I stayed up last night to watch the First Lady’s speech. It intrigues me to study how people think, especially people I disagree with. Sometimes it is possible to follow a logical path and clarify where disagreement begins and ends, sometimes I just want to know how bad it is, which is usually when I need my husband to put his hand over my mouth before I…never mind.
So, I sat there propped up in the bed with a glass of Rex-Goliath Giant 47 Pound Rooster Free Range Red and a sleeping toddler next to me to see what the First Lady of the Free World had to say as I waited for my husband to finish up his end-of-the day rituals. Here’s one particular smashery of logic and language that just gets my goat every single time.
She used that lovely phrase unconditional love. I — a Catholic mother who scrubs, chases, sweats, lectures, and pleads for mercy when the truckload of kids and piles of laundry finally break me each day — take that term seriously. In the abortion debate no one who thinks abortion is acceptable is allowed to use that term. In this day and age of political correctness, is it too much to insist on verbal correctness too? Words mean things.
But when Barack started telling me about his family – that’s when I knew I had found a kindred spirit, someone whose values and upbringing were so much like mine.
You see, Barack and I were both raised by families who didn’t have much in the way of money or material possessions but who had given us something far more valuable – their unconditional love, their unflinching sacrifice and the chance to go places they had never imagined for themselves.
Her family gave her unconditional love? Really? It’s true, children are incapable of earning the love of their parents, and love should be given to them without limit, without being subject to any conditions or stipulations. It should be absolute and complete. That term demands no compromise. To place a condition on being loved, is to destroy the notion of unconditional love altogether. It is impossible for a parent to say, “I love my children unconditionally, but only if I want them.” Being wanted is a condition.

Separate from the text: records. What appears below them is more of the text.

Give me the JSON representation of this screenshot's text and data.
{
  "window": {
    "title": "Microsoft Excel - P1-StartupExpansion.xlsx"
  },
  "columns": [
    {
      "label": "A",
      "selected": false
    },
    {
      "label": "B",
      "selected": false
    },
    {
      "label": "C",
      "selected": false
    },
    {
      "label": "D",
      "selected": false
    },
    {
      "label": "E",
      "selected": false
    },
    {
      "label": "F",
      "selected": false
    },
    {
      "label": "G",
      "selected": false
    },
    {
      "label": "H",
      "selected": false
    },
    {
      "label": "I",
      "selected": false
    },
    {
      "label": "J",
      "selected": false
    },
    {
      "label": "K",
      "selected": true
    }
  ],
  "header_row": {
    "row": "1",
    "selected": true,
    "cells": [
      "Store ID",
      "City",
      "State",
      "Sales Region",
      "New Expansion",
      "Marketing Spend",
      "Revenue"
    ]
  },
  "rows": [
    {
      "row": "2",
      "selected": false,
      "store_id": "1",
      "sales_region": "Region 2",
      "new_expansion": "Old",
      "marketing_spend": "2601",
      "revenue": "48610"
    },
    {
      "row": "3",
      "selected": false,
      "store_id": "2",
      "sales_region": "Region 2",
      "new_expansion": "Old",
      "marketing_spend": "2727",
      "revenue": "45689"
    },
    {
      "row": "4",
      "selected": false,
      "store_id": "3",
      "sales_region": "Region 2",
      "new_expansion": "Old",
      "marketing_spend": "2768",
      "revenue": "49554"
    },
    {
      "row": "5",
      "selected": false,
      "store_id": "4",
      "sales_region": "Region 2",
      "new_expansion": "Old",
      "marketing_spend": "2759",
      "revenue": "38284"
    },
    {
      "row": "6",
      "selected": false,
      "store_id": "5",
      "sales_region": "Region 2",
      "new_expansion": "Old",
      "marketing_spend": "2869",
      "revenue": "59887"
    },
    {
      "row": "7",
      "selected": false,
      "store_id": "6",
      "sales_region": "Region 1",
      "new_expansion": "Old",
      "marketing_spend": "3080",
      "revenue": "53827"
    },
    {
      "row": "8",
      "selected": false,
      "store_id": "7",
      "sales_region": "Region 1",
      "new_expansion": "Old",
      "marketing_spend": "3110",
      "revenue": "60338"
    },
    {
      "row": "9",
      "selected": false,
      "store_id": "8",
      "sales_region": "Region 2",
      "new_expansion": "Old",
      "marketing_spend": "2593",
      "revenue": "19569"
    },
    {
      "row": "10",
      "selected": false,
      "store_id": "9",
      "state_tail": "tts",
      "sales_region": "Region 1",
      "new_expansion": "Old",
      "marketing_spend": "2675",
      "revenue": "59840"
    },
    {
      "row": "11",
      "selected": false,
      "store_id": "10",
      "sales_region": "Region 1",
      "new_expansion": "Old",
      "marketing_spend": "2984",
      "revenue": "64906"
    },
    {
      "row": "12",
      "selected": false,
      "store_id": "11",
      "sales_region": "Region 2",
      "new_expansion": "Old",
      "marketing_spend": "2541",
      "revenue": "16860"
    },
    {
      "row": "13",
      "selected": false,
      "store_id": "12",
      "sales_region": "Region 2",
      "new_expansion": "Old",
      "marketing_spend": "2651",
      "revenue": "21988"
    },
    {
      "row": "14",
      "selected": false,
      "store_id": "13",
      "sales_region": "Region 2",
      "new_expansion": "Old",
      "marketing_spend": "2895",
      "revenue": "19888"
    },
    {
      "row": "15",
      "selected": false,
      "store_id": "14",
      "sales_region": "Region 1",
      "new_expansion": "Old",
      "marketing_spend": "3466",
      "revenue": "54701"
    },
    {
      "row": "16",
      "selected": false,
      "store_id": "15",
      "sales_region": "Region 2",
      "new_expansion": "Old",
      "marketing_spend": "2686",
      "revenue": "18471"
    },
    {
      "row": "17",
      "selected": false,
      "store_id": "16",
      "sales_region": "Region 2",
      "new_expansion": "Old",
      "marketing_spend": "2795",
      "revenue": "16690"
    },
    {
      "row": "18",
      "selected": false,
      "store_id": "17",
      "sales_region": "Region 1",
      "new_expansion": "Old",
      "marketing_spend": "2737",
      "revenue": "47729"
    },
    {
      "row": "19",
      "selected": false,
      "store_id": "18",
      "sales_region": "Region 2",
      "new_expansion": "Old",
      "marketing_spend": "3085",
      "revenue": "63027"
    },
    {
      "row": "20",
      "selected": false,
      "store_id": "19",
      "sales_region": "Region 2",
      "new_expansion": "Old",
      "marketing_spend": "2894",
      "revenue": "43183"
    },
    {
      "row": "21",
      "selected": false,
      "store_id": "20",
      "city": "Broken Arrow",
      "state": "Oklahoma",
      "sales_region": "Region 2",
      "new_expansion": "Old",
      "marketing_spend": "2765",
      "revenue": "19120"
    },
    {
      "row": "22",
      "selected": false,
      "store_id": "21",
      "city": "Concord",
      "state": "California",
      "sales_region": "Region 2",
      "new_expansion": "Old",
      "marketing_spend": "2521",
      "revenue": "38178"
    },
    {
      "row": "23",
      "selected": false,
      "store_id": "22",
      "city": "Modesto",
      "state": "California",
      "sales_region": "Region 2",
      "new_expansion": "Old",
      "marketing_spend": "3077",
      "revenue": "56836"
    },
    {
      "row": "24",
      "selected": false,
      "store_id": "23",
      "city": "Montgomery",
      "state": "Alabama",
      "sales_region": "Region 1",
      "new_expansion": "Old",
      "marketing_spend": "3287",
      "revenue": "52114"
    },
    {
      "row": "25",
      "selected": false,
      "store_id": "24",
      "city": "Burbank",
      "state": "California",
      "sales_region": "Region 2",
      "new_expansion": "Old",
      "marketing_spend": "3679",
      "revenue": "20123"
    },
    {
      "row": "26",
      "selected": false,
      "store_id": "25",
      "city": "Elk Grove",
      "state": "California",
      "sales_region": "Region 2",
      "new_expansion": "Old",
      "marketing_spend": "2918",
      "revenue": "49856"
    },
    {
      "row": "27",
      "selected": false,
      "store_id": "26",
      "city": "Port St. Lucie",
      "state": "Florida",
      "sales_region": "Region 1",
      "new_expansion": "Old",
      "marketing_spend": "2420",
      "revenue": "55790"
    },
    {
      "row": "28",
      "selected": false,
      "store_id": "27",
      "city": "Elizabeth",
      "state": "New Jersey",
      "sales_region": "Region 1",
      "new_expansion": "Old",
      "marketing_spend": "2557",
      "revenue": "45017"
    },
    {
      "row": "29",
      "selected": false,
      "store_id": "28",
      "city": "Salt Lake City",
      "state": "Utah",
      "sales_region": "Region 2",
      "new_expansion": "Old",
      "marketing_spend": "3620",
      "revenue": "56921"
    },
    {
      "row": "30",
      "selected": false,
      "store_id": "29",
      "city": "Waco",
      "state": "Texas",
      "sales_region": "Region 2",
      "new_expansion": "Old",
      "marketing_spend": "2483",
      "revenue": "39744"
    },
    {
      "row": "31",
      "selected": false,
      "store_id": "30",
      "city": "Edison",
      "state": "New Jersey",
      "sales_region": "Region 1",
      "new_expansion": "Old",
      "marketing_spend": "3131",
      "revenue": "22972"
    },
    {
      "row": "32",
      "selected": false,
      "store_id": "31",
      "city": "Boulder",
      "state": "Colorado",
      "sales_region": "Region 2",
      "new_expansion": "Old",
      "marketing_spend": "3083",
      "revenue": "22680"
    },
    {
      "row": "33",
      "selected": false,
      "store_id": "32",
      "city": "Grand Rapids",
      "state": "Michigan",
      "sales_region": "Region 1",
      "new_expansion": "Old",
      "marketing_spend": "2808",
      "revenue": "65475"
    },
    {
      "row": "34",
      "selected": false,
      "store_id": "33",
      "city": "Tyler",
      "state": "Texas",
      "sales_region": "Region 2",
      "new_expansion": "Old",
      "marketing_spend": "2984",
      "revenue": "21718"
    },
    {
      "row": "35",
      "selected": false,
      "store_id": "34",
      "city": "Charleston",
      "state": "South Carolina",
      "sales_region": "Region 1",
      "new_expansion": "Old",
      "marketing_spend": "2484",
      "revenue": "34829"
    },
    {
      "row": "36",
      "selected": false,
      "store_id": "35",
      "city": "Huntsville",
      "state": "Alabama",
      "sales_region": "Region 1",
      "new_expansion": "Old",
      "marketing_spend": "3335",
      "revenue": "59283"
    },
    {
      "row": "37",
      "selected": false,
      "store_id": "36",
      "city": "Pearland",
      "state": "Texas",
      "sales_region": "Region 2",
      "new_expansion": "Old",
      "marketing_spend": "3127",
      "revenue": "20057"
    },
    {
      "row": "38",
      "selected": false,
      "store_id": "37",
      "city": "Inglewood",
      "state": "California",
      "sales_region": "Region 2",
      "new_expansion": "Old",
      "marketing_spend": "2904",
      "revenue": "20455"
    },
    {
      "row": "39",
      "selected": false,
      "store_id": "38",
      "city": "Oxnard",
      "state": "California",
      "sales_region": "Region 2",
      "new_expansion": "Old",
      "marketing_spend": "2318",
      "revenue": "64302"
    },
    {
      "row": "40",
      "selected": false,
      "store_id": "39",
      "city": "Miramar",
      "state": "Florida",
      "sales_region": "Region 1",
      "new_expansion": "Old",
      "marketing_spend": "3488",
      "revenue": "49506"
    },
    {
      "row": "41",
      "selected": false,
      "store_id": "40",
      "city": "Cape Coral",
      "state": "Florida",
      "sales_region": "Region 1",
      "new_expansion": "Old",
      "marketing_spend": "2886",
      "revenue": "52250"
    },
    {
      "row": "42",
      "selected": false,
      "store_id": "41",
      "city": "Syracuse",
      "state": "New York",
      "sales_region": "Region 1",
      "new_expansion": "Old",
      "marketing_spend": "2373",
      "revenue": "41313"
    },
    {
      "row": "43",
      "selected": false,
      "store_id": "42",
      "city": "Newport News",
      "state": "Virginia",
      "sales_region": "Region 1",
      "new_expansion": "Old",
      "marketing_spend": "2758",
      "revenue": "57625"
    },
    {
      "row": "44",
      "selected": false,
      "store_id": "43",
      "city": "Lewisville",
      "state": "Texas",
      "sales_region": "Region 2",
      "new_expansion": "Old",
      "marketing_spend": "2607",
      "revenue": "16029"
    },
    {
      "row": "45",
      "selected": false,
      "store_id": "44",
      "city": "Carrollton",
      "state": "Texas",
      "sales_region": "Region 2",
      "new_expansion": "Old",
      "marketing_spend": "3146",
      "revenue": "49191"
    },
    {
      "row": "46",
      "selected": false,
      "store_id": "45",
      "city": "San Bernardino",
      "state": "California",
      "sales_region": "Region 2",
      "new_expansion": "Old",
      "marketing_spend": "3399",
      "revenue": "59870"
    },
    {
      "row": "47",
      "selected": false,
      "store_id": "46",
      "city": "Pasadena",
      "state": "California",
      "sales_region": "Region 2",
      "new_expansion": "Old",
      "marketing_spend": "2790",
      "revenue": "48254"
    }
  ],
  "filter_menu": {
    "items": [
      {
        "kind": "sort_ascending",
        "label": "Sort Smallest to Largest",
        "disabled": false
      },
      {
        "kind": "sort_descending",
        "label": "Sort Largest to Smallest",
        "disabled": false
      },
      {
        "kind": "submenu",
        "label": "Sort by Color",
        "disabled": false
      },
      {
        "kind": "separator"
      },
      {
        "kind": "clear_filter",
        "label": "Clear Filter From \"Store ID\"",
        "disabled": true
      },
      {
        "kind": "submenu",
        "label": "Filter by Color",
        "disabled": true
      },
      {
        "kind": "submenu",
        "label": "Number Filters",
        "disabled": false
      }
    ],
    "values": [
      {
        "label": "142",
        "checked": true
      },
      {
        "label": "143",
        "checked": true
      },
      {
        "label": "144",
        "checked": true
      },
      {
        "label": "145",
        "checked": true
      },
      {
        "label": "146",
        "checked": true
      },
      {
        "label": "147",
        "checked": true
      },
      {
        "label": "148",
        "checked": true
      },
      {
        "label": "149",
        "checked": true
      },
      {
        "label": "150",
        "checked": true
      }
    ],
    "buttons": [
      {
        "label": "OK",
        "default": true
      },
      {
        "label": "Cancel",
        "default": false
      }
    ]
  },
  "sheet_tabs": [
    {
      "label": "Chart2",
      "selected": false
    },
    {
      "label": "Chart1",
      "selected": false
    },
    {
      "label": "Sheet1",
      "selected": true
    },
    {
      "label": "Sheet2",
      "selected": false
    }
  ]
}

If she’s so grateful for the unflinching sacrifice and the chance to go places she never imagined that her family gave her, why then, does she think that mothers in America today shouldn’t do the same for their children? That is exactly what abortion advocate after dissonant abortion advocate stands for – the denial of unflinching sacrifice and unconditional love. Dismembering the tiniest and most defenseless of the children you deem unworthy of life is not an act of love.